Based on the results of my survey, I have decided to avoid an ELCS at all costs. There. I’ve said it. Just typing this thought makes me nervous. Will I be too scared to push? Will the hospital be short staff again? Am I even capable of delivering a baby without syntocinon? There are no answers to these questions. However, I’m confident that the risks can be minimised so have compiled a few lists of actions that I will take to avoid a severe tear in the future. The first source of information I’ve relied on is the lovely 50 women who completed my survey….
Based on my survey results, I’m certain that I will take the following actions to avoid severe tears in future labour:
(1) Say no to forceps
(2) Say no to induction with hormone drip
(3) I will not push strongly during delivery of the head
Obviously, there may be extreme cases where 1 and 2 can not be avoided but these decisions must certainly not be taken lightly. A well informed birth partner and comprehensive birth plan will be essential.

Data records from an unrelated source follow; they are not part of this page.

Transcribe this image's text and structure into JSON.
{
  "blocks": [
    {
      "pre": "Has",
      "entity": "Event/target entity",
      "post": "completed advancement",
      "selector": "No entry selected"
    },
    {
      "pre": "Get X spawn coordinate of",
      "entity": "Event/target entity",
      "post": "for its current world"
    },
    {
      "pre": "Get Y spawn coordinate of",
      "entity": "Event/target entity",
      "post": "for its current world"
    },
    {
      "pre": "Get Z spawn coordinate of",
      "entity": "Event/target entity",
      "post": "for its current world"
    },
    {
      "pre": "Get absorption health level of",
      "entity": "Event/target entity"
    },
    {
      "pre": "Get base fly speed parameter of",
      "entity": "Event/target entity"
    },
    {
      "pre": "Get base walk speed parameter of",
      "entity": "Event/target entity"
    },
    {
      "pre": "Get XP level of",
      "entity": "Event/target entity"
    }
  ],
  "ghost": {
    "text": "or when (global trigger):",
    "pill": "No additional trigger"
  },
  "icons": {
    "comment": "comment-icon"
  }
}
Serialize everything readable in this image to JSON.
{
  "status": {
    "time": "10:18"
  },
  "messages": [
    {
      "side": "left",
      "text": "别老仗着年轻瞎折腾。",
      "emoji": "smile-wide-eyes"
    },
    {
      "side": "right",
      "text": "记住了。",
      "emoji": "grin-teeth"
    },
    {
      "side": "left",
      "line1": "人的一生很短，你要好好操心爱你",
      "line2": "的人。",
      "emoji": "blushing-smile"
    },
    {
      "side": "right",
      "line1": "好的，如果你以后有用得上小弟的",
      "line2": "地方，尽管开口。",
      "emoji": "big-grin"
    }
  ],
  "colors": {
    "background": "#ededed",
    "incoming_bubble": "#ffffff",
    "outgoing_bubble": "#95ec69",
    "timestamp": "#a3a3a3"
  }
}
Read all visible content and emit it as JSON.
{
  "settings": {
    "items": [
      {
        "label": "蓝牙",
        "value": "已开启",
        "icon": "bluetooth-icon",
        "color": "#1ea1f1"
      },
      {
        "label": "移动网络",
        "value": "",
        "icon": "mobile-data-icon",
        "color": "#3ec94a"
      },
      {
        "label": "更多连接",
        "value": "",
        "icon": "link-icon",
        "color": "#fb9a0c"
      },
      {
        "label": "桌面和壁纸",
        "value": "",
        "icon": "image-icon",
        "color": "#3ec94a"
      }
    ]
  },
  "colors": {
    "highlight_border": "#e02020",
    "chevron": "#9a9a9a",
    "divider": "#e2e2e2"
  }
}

Based on scientific literature, I will take the following actions:
(1) I will not give consent for an episiotomy
(2) I will choose an ELCS if still experiencing severe symptoms from first tear at time of delivery
(3) Prior to labour, I will have a recto-anal scan to determine strength of muscles, extent of scaring and any weak areas that could cause problems
(4) Request the midwife be ‘hands on’ during delivery if circumstances seem right
(5) Listen to my body instead of push when instructed
Based on my gut instincts, I will do the following:
(1) Deliver baby with an experienced midwife I can trust who is up to date on the latest research regarding severe tears
(2) Not worry about the size of baby unless excessively large
(3) Ignore any advice given to me about my skin type
I’m still undecided on the following points:
(1) Should I have local anaesthetic in perineum again? (pro – would stop me worrying about tearing, con – would stop me worrying about tearing!)
(2) Is the length of my perineum important? (is it worth learning whether mine is normal?)
So there you have it. I may come back and add to this post in the future.